Fakat şunu hemen söyleyelim ki ABD'nin Türkiye'ye yönelik müdahalelerinin artık bir hükmü yok. Dolayısıyla Amerikan dışişleri bakanlığının salgın sürecinde S-400 hava savunma sistemi alımıyla ilgili uyarılarına kimse kulak asmadı. Çünkü ABD'nin uyarıları Türkiye'nin ne rotasını ne de temel stratejilerini değiştirebilecek güçte.
Aslında bu şizofrenik tablo ABD ve müttefiklerinin Türkiye'ye karşı nasıl bir psikolojik yıkım içinde olduklarını da resmediyor. Bu şizofrenik tavırlardan birine de İsrail lobisine yakınlığıyla bilinen Washington Yakın Doğu Araştırmaları Enstitüsü imza attı. Şubat ayında yayımladıkları 'Türk Demokrasisine Bakış: 2023 ve Ötesi' raporunda 'Erdoğansız Türkiye rüyasını' yorumlamaya çalışmışlar. Bu rapor, bir bakıma Pentagon için çalışan RAND Corporation'un Türkiye'de ABD dostu bir muhalefetin genç Türk subayları yoluyla darbeye teşvik edildiği Ocak ayındaki raporunun devamı niteliğinde.

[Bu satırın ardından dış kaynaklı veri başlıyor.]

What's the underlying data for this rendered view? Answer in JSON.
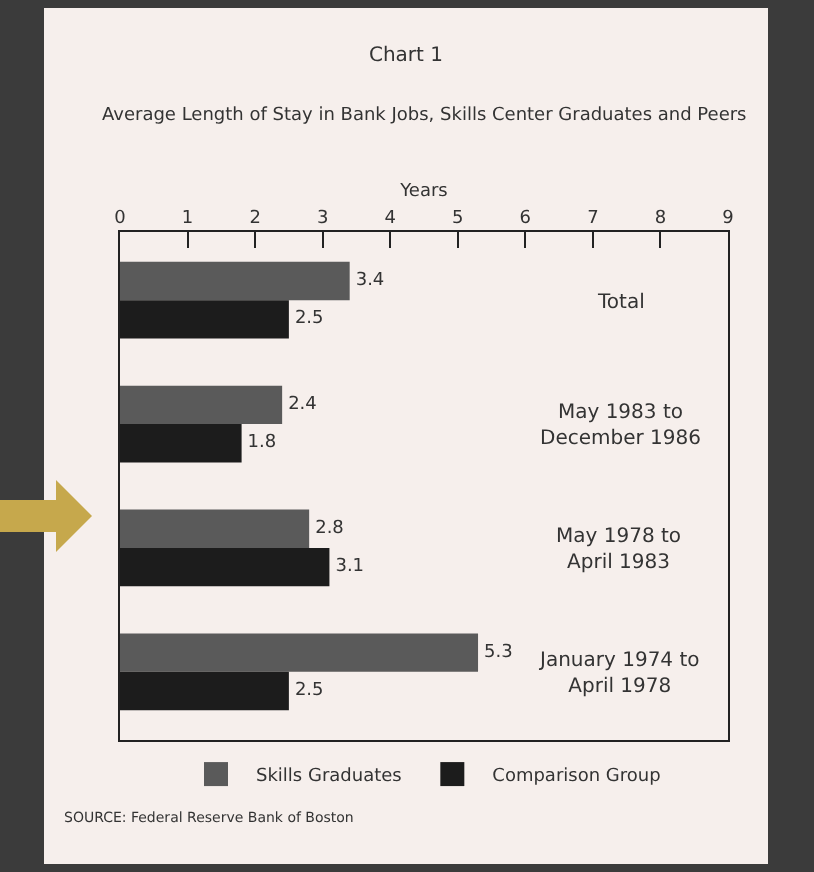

CHP'li belediyelerin tıpkı FETÖ ve PKK örneklerinde gördüğümüz üzere ABD merkezli 'paralel devlet' stratejisiyle hareket etmesinin de bu kirli planların bir parçası olduğunu unutmayalım. Ancak korona mücadelesinde ezberleri bozan Türkiye iç ve dış darbecilerin bütün heveslerini kursaklarında bıraktı. Daha da bırakacak. Çünkü devran artık değişti...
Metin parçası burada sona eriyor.